Por Juan Manuel de Prada

Sus trolls tuiteros habían anunciado a bombo y platillo que VOX provocaría un terremoto de magnitudes históricas.

Lo cual prueba dos extremos: que los trolls tuiteros viven en una burbuja de fanatismo, sin contacto alguno con la realidad; y que Vox, hoy por hoy, no es más que un contenedor de la «derechita enfurruñada», tal como afirmábamos en esta misma tribuna hace meses. «Un partido que aspirase a algo más que ser un contenedor de la «derechita enfurruñada» -escribíamos entonces- debería lanzarse sin tapujos a la conquista de un electorado transversal. Y ese electorado son los trabajadores en precario y las clases medias depauperadas y cosidas a impuestos, mientras izquierdas y derechas se dedican a exaltar las «políticas de la diversidad» que tanto gustan a los pijos y a las pijas de izquierdas y derechas. Un partido así lanzaría una ofensiva sin ambages contra la escabechina del neocapitalismo globalizador, devolviendo a los españoles la dignidad laboral (y antropológica) y el sentido de pertenencia a una comunidad política solidaria. Tal vez un partido que se atreviese a lanzar esta ofensiva no acabase de gustar a la «derechita enfurruñada», pero ganaría para su causa a todos los humillados y ofendidos.

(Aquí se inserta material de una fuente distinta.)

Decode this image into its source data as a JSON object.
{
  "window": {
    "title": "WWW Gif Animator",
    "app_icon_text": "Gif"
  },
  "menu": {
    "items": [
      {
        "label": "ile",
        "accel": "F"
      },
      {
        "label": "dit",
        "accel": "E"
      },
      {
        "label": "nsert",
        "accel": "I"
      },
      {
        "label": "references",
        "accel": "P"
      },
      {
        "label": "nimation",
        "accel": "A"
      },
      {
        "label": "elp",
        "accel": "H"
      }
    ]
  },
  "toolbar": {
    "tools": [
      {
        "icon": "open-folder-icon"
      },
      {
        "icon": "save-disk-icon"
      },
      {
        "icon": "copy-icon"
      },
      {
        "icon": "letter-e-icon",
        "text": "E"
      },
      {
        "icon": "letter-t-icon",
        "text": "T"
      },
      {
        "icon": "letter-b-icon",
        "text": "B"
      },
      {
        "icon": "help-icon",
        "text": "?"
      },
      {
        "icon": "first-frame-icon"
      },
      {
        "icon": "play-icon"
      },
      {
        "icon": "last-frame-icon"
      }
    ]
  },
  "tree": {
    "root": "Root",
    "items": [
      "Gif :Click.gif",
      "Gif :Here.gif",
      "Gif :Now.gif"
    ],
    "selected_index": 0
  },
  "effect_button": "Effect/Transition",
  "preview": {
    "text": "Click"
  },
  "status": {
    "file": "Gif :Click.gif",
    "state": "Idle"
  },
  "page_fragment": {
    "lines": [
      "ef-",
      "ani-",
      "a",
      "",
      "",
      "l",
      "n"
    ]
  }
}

Pero Vox prefirió quedarse en el halago fácil al votante pepero cabreado, en lugar de lanzarse a la conquista de un electorado nuevo y transversal. O, simplemente, no tenía mimbres para intentar otra cosa; pues en sus mensajes, a la postre, asomaban la patita la morrallona neocón, las consabidas consignas ultraliberales, todo ello aderezado con mucho postureo patriotero y mucho bocachanclismo e incorrección política. Sin embargo, culpar a Vox del descalabro sideral de los peperos sería excesivo. Desde luego, su concurrencia ha contribuido a atomizar el voto derechista; pero lo cierto es que, sin la concurrencia de Vox, el descalabro pepero no se hubiese evitado. Y tal descalabro se ha producido porque el frente de la derecha se halla un hombre catastrófico, hiperventilado, charlatanesco, aspaventero y, a la postre, inane, llamado Pablo Casado, que ha estado zascandileando por doquier y de manera insomne desde que fuera elegido como líder de su partido, improvisando siempre las declaraciones más desafortunadas, eligiendo siempre a las personas equivocadas (algunas inanes, incluida su predilección por el desecho de tienta de las tertulietas políticas; otras, por el contrario, de un jacobinismo chulesco y crispante), acogiéndose siempre a los padrinazgos más tóxicos y pestilentes (con la momia de Aznar al frente) y relegando a personas valiosas de su partido al ostracismo. Pablo Casado no entendió que el Partido Popular sólo podría recuperar la hegemonía de la derecha enarbolando unos principios nítidos, servidos con moderación bien humorada y constructiva (tal vez porque Casado anda falto de principios y sobrado de aspavientos). En su lugar, se dedicó a competir en jacobinismo pichabrava con Ciudadanos y en bocachanclismo con Vox, territorios ambos que ya tenían todo el pescado vendido. Así se ha convertido en el líder de la «derechita catastrófica».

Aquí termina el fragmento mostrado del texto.